Se você enxerga turbulências no cenário brasileiro, em 2015, prepare-se para possíveis terremotos, no plano mundial. A crise econômica persiste e tende a se agravar, segundo reconhece a própria The Economist, porta-voz da ortodoxia dominante. Em diversos países da Europa (França, Inglaterra, Itália, Espanha e Grécia, ao menos), o quadro político-partidário tradicional está em frangalhos. Os partidos antes dominantes são ameaçados por grupos que pedem abertamente ruptura com a União Europeia (nos três primeiros casos — 1 2 3) ou por partidos de uma nova esquerda, que parece cada vez mais capaz de sensibilizar a opinião pública (4 5).

No terreno geopolítico, onde um gigante (a China) ainda age com muita discrição, os dois principais atores serão, provavelmente, os Estados Unidos, cada vez mais provocativos, e a Rússia. Ambos estão protagonizando agora uma espécie de avant-première desta disputa. E o governo russo acaba de anunciar para amanhã (18/12) uma entrevista coletiva do presidente do pais, Vladimir Putin, que pode ser bombástica.

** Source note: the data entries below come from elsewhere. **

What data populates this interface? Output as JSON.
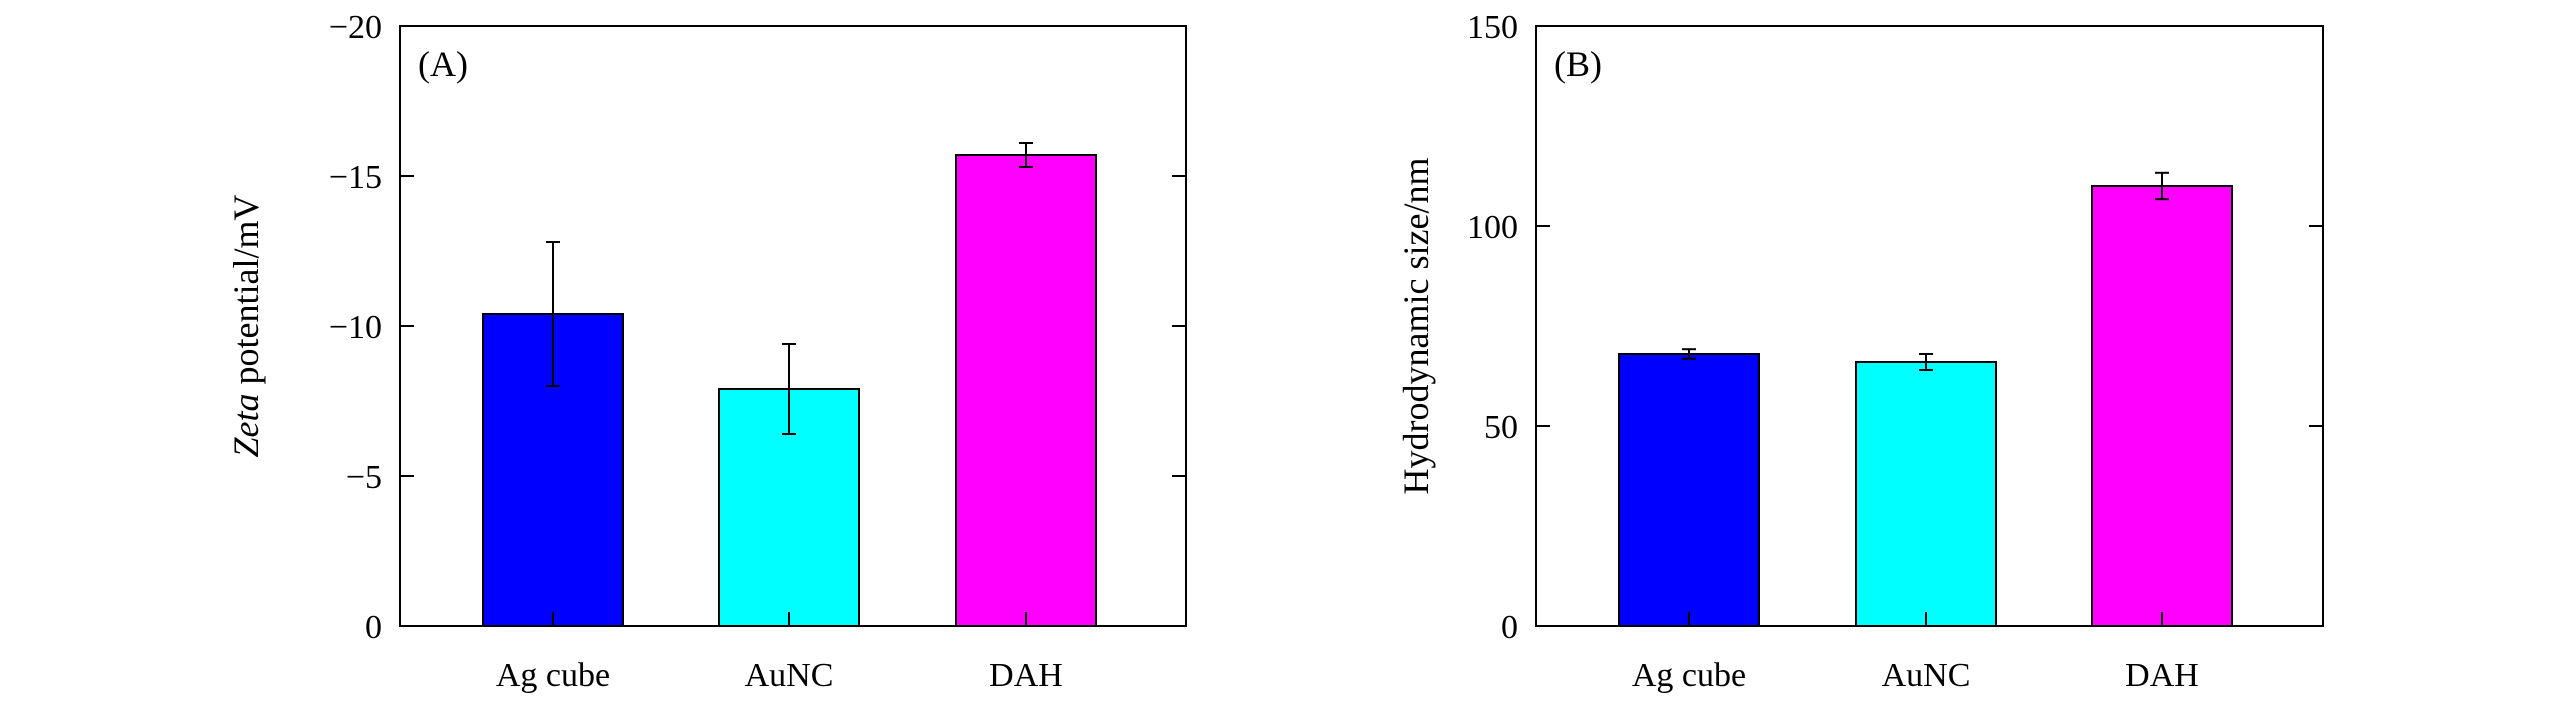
{
  "colors": {
    "Ag cube": "#0000ff",
    "AuNC": "#00ffff",
    "DAH": "#ff00ff",
    "stroke": "#000000"
  },
  "chart_data": [
    {
      "panel": "(A)",
      "type": "bar",
      "categories": [
        "Ag cube",
        "AuNC",
        "DAH"
      ],
      "values": [
        -10.4,
        -7.9,
        -15.7
      ],
      "errors": [
        2.4,
        1.5,
        0.4
      ],
      "ylabel_italic": "Zeta",
      "ylabel_rest": " potential/mV",
      "ylim": [
        0,
        -20
      ],
      "yticks": [
        0,
        -5,
        -10,
        -15,
        -20
      ],
      "yticklabels": [
        "0",
        "−5",
        "−10",
        "−15",
        "−20"
      ],
      "grid": false
    },
    {
      "panel": "(B)",
      "type": "bar",
      "categories": [
        "Ag cube",
        "AuNC",
        "DAH"
      ],
      "values": [
        68,
        66,
        110
      ],
      "errors": [
        1.2,
        2.0,
        3.3
      ],
      "ylabel": "Hydrodynamic size/nm",
      "ylim": [
        0,
        150
      ],
      "yticks": [
        0,
        50,
        100,
        150
      ],
      "yticklabels": [
        "0",
        "50",
        "100",
        "150"
      ],
      "grid": false
    }
  ]
}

Ao que parece, a Rússia está, economicamente, nas cordas. O rublo perdeu cerca de 50% de seu valor frente ao dólar, desde junho. O aumento dos preços de produtos importados elevou a inflação a 9,1% ao ano. A causa nítida é uma queda abrupta e estranha nos preços internacionais do petróleo — de cerca de US$ 100 o barril, há um mês, para US$ 60 hoje. Como gás e óleo respondem por cerca de 75% das exportações russas, teme-se que o país perca condições de gerar divisas necessárias para cumprimento de seus compromissos comerciais e financeiros com o exterior.

O petróleo caiu devido a uma decisão unilateral da Arábia Saudita — maior exportador mundial do combustível e principal aliado dos EUA no Oriente Médio, ao lado de Israel. Há cerca de dois meses, o governo de Riad agiu em sentido diametralmente oposto ao que recomendaria a lógica comercial mais óbvia. Numa conjuntura em que a economia global e o consumo de petróleo refluem, ele decidiu elevar fortemente a extração do produto, derrubando os preços.

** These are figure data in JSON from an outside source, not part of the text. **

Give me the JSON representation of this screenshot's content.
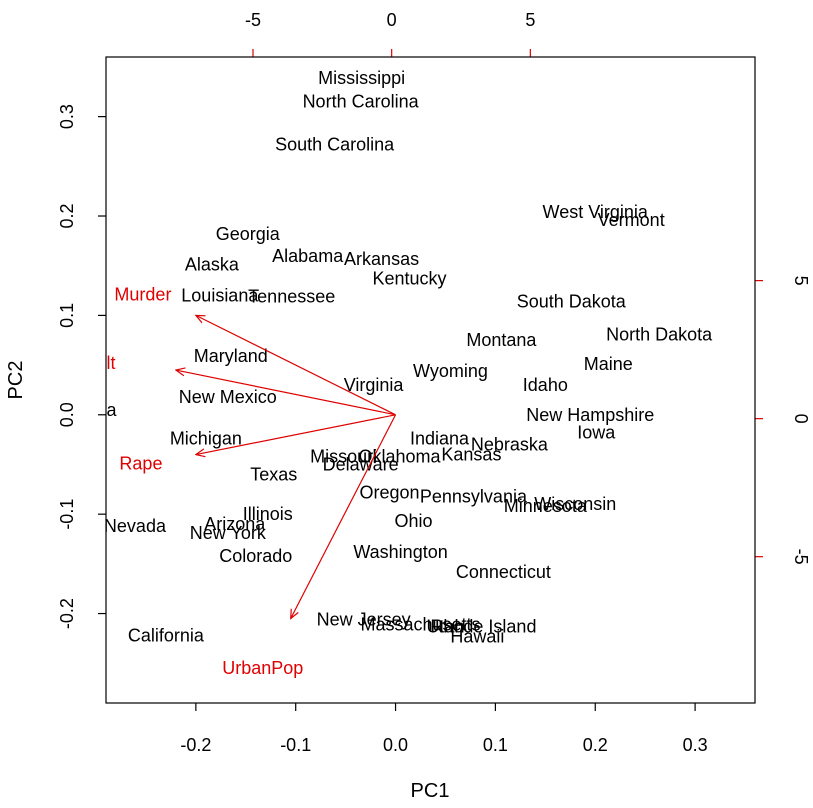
{
  "chart_data": {
    "type": "scatter",
    "title": "",
    "xlabel": "PC1",
    "ylabel": "PC2",
    "xlim": [
      -0.29,
      0.36
    ],
    "ylim": [
      -0.29,
      0.36
    ],
    "x_ticks": [
      -0.2,
      -0.1,
      0.0,
      0.1,
      0.2,
      0.3
    ],
    "x_tick_labels": [
      "-0.2",
      "-0.1",
      "0.0",
      "0.1",
      "0.2",
      "0.3"
    ],
    "y_ticks": [
      -0.2,
      -0.1,
      0.0,
      0.1,
      0.2,
      0.3
    ],
    "y_tick_labels": [
      "-0.2",
      "-0.1",
      "0.0",
      "0.1",
      "0.2",
      "0.3"
    ],
    "secondary_xlim": [
      -10.3,
      13.1
    ],
    "secondary_ylim": [
      -10.3,
      13.1
    ],
    "top_ticks": [
      -5,
      0,
      5
    ],
    "top_tick_labels": [
      "-5",
      "0",
      "5"
    ],
    "right_ticks": [
      -5,
      0,
      5
    ],
    "right_tick_labels": [
      "-5",
      "0",
      "5"
    ],
    "grid": false,
    "legend": "none",
    "point_color": "#000000",
    "arrow_color": "#e00000",
    "points": [
      {
        "label": "Mississippi",
        "x": -0.034,
        "y": 0.339
      },
      {
        "label": "North Carolina",
        "x": -0.035,
        "y": 0.315
      },
      {
        "label": "South Carolina",
        "x": -0.061,
        "y": 0.272
      },
      {
        "label": "Georgia",
        "x": -0.148,
        "y": 0.182
      },
      {
        "label": "Alaska",
        "x": -0.184,
        "y": 0.151
      },
      {
        "label": "Alabama",
        "x": -0.088,
        "y": 0.16
      },
      {
        "label": "Arkansas",
        "x": -0.014,
        "y": 0.157
      },
      {
        "label": "Kentucky",
        "x": 0.014,
        "y": 0.137
      },
      {
        "label": "Louisiana",
        "x": -0.176,
        "y": 0.12
      },
      {
        "label": "Tennessee",
        "x": -0.104,
        "y": 0.119
      },
      {
        "label": "West Virginia",
        "x": 0.2,
        "y": 0.204
      },
      {
        "label": "Vermont",
        "x": 0.236,
        "y": 0.196
      },
      {
        "label": "South Dakota",
        "x": 0.176,
        "y": 0.114
      },
      {
        "label": "North Dakota",
        "x": 0.264,
        "y": 0.081
      },
      {
        "label": "Montana",
        "x": 0.106,
        "y": 0.075
      },
      {
        "label": "Maine",
        "x": 0.213,
        "y": 0.051
      },
      {
        "label": "Maryland",
        "x": -0.165,
        "y": 0.059
      },
      {
        "label": "Wyoming",
        "x": 0.055,
        "y": 0.044
      },
      {
        "label": "Idaho",
        "x": 0.15,
        "y": 0.03
      },
      {
        "label": "Virginia",
        "x": -0.022,
        "y": 0.03
      },
      {
        "label": "New Mexico",
        "x": -0.168,
        "y": 0.018
      },
      {
        "label": "Florida",
        "x": -0.307,
        "y": 0.005
      },
      {
        "label": "New Hampshire",
        "x": 0.195,
        "y": 0.0
      },
      {
        "label": "Iowa",
        "x": 0.201,
        "y": -0.018
      },
      {
        "label": "Michigan",
        "x": -0.19,
        "y": -0.024
      },
      {
        "label": "Indiana",
        "x": 0.044,
        "y": -0.024
      },
      {
        "label": "Nebraska",
        "x": 0.114,
        "y": -0.03
      },
      {
        "label": "Missouri",
        "x": -0.052,
        "y": -0.042
      },
      {
        "label": "Oklahoma",
        "x": 0.004,
        "y": -0.042
      },
      {
        "label": "Kansas",
        "x": 0.076,
        "y": -0.04
      },
      {
        "label": "Delaware",
        "x": -0.035,
        "y": -0.05
      },
      {
        "label": "Texas",
        "x": -0.122,
        "y": -0.06
      },
      {
        "label": "Oregon",
        "x": -0.006,
        "y": -0.078
      },
      {
        "label": "Pennsylvania",
        "x": 0.078,
        "y": -0.082
      },
      {
        "label": "Minnesota",
        "x": 0.15,
        "y": -0.092
      },
      {
        "label": "Wisconsin",
        "x": 0.18,
        "y": -0.09
      },
      {
        "label": "Illinois",
        "x": -0.128,
        "y": -0.1
      },
      {
        "label": "Nevada",
        "x": -0.261,
        "y": -0.112
      },
      {
        "label": "Arizona",
        "x": -0.161,
        "y": -0.11
      },
      {
        "label": "Ohio",
        "x": 0.018,
        "y": -0.107
      },
      {
        "label": "New York",
        "x": -0.168,
        "y": -0.119
      },
      {
        "label": "Colorado",
        "x": -0.14,
        "y": -0.142
      },
      {
        "label": "Washington",
        "x": 0.005,
        "y": -0.138
      },
      {
        "label": "Connecticut",
        "x": 0.108,
        "y": -0.158
      },
      {
        "label": "New Jersey",
        "x": -0.032,
        "y": -0.206
      },
      {
        "label": "Massachusetts",
        "x": 0.025,
        "y": -0.211
      },
      {
        "label": "Utah",
        "x": 0.05,
        "y": -0.213
      },
      {
        "label": "Rhode Island",
        "x": 0.088,
        "y": -0.213
      },
      {
        "label": "Hawaii",
        "x": 0.082,
        "y": -0.223
      },
      {
        "label": "California",
        "x": -0.23,
        "y": -0.222
      }
    ],
    "loadings": [
      {
        "label": "Murder",
        "x": -0.2,
        "y": 0.1
      },
      {
        "label": "Assault",
        "x": -0.22,
        "y": 0.045
      },
      {
        "label": "Rape",
        "x": -0.2,
        "y": -0.04
      },
      {
        "label": "UrbanPop",
        "x": -0.105,
        "y": -0.205
      }
    ],
    "loading_label_pos": [
      {
        "x": -0.253,
        "y": 0.121
      },
      {
        "x": -0.31,
        "y": 0.052
      },
      {
        "x": -0.255,
        "y": -0.049
      },
      {
        "x": -0.133,
        "y": -0.255
      }
    ]
  }
}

As razões são controversas. A explicação mais tradicional sugere que se trata de uma tentativa de inviabilizar (por concorrência) a exploração de petróleo em rochas de xisto, que cresceu muito nos Estados Unidos, mas é custosa — além de ambientalmente devastadora. Cada vez parece mais crível, no entanto, que a derrubada dos preços foi ditada por interesses geopolíticos. Os três países mais prejudicados pelo petróleo baixo são Irã (o grande adversário regional da Arábia Saudita no Oriente Médio), Rússia e Venezuela (que Washington busca insistentemente colocar em dificuldades).

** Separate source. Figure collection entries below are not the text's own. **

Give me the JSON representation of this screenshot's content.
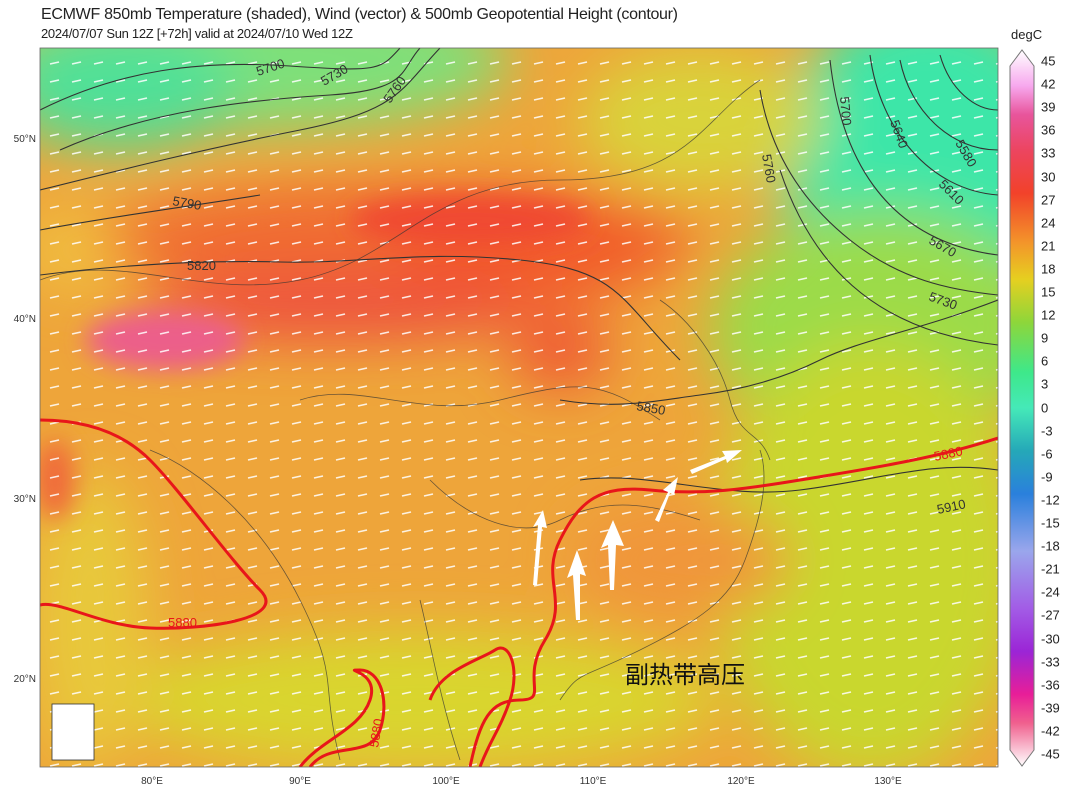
{
  "header": {
    "title": "ECMWF 850mb Temperature (shaded), Wind (vector) & 500mb Geopotential Height (contour)",
    "subtitle": "2024/07/07 Sun 12Z [+72h] valid at 2024/07/10 Wed 12Z"
  },
  "map": {
    "lon_ticks": [
      "80°E",
      "90°E",
      "100°E",
      "110°E",
      "120°E",
      "130°E"
    ],
    "lat_ticks": [
      "50°N",
      "40°N",
      "30°N",
      "20°N"
    ],
    "contour_labels": {
      "c5700a": "5700",
      "c5730a": "5730",
      "c5760a": "5760",
      "c5790": "5790",
      "c5820": "5820",
      "c5850": "5850",
      "c5880w": "5880",
      "c5880e": "5880",
      "c5880s": "5880",
      "c5910": "5910",
      "c5760e": "5760",
      "c5700e": "5700",
      "c5640": "5640",
      "c5580": "5580",
      "c5610": "5610",
      "c5670": "5670",
      "c5730e": "5730"
    },
    "annotation": "副热带高压",
    "colors": {
      "subtropical_high_contour": "#e8161a",
      "contour": "#333333",
      "wind_vector": "#ffffff"
    }
  },
  "colorbar": {
    "unit": "degC",
    "labels": [
      "45",
      "42",
      "39",
      "36",
      "33",
      "30",
      "27",
      "24",
      "21",
      "18",
      "15",
      "12",
      "9",
      "6",
      "3",
      "0",
      "-3",
      "-6",
      "-9",
      "-12",
      "-15",
      "-18",
      "-21",
      "-24",
      "-27",
      "-30",
      "-33",
      "-36",
      "-39",
      "-42",
      "-45"
    ]
  }
}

Se Moscou seguir a ortodoxia econômica, sua resposta pode provocar graves problemas internos na Rússia. Implicaria elevar as taxas de juros (houve uma alta emergencial para 17% ao ano, ontem), gastar boa parte das reservas internacionais de divisas (para comprar rublos e tentar sustentar seu preço), tornar o país vulnerável a outros ataques.

Mas o anúncio da entrevista coletiva de Putin, que está sendo veiculado insistentemente na TV russa desde a manhã de hoje, sugere que pode haver surpresas. Totalmente inusual para anunciar um evento semelhante, peça, de 41 segundos, alterna cenas de grandes dramas que marcaram 2014 (ascensão dos grupos nazistas na Ucrânia, derretimento das geleiras, decapitação de reféns pelo ISIS, desperdício de alimentos, crises nos mercados financeiros) com outras, que evocam o orgulho russo (sucesso aeroespacial e olímpico).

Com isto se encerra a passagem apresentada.